Judged on purely practical grounds, Copernicus’s new planetary system was a failure; it was neither more accurate nor significantly simpler than its Ptolemaic predecessors. But historically the new system was a great success; the De Revolutionibus did convince a few of Copernicus’ successors that sun-centered astronomy held the key to the problem of the planets, and these men finally provided the simple and accurate solution that Copernicus had sought. (p. 171)
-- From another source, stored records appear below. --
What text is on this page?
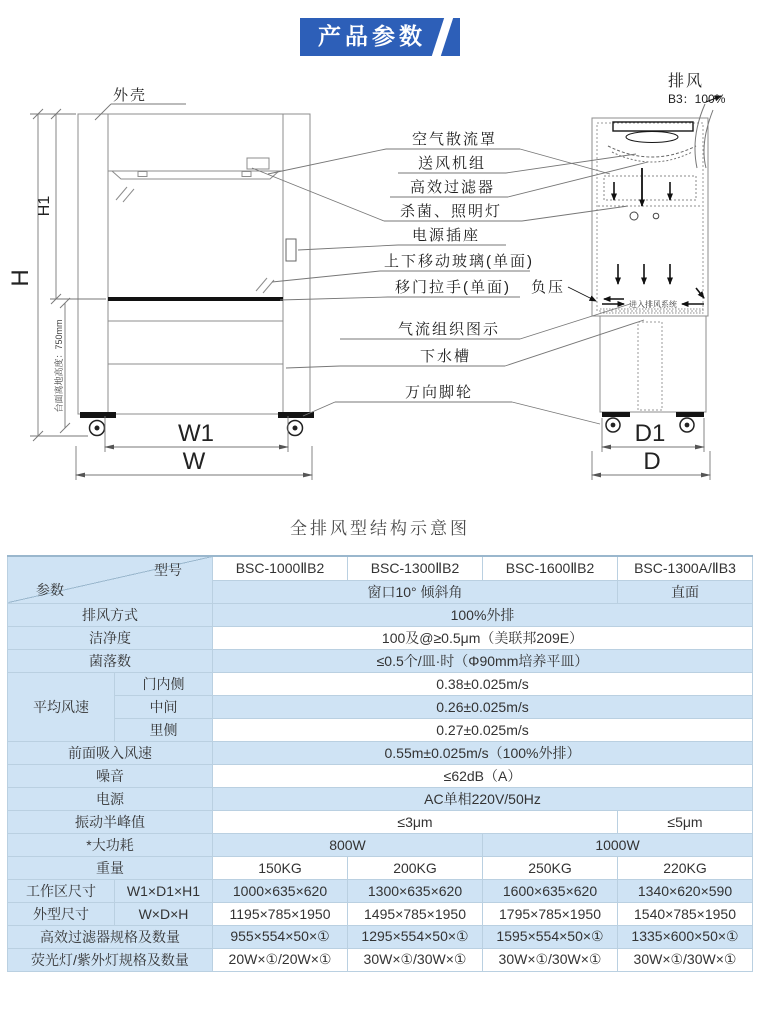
产品参数
H
H1
台面离地高度：750mm
W1
W
D1
D
进入排风系统
排风
B3：100%
外壳
空气散流罩
送风机组
高效过滤器
杀菌、照明灯
电源插座
上下移动玻璃(单面)
移门拉手(单面) 负压
气流组织图示
下水槽
万向脚轮
全排风型结构示意图
型号
参数		BSC-1000ⅡB2	BSC-1300ⅡB2	BSC-1600ⅡB2	BSC-1300A/ⅡB3
		窗口10° 倾斜角			直面
排风方式		100%外排			
洁净度		100及@≥0.5μm（美联邦209E）			
菌落数		≤0.5个/皿·时（Φ90mm培养平皿）			
平均风速	门内侧	0.38±0.025m/s			
	中间	0.26±0.025m/s			
	里侧	0.27±0.025m/s			
前面吸入风速		0.55m±0.025m/s（100%外排）			
噪音		≤62dB（A）			
电源		AC单相220V/50Hz			
振动半峰值		≤3μm			≤5μm
*大功耗		800W		1000W	
重量		150KG	200KG	250KG	220KG
工作区尺寸	W1×D1×H1	1000×635×620	1300×635×620	1600×635×620	1340×620×590
外型尺寸	W×D×H	1195×785×1950	1495×785×1950	1795×785×1950	1540×785×1950
高效过滤器规格及数量		955×554×50×①	1295×554×50×①	1595×554×50×①	1335×600×50×①
荧光灯/紫外灯规格及数量		20W×①/20W×①	30W×①/30W×①	30W×①/30W×①	30W×①/30W×①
This is an important point to appreciate about scientific revolutions. They very rarely give demonstrably better results than their predecessors right at the start. What usually happens is that they have an appeal (often aesthetic) that attracts others to work within the new model and solve the puzzles and problems generated by it. And if the new model proves fruitful over time in solving more puzzles, then it gains adherents.

It is important to understand that Copernicus’ work initially was restricted to the community of astronomers. Copernicus was widely respected as one of Europe’s leading astronomers and reports about his work, including his heliocentric hypothesis had been circulating since 1515, so when his De Revolutionibus was published in 1543, it was hardly a surprise to other astronomers. But even those who were skeptical of the idea of a moving Earth accepted that it was the most comprehensive account of celestial motions since Ptolemy.

But while astronomers hailed his work and used his tables and methods, most were skeptical of the central idea of a moving Earth. They dismissed it as some kind of artificial trick that turned out to be useful in providing calculations for the motion of planets (similar to the way that Planck’s quantum hypothesis was initially conceived). This idea that the motion described by a model was a convenient fiction was not unprecedented. Ptolemy himself had said that not all of his own epicycles had to be considered physically real. Some were to be thought of as mathematical fictions that gave numerically sound results (p. 186).

But the very fact that the Copernican model was useful attracted new people to study it and thus its ideas spread within the astronomical community, and its central thesis did gain a few converts, although they were a small minority. One of the key converts was Johannes Kepler, who (as we shall see later) was to play a key role in removing the epicycles from Copernicus’ model and sealing its superiority.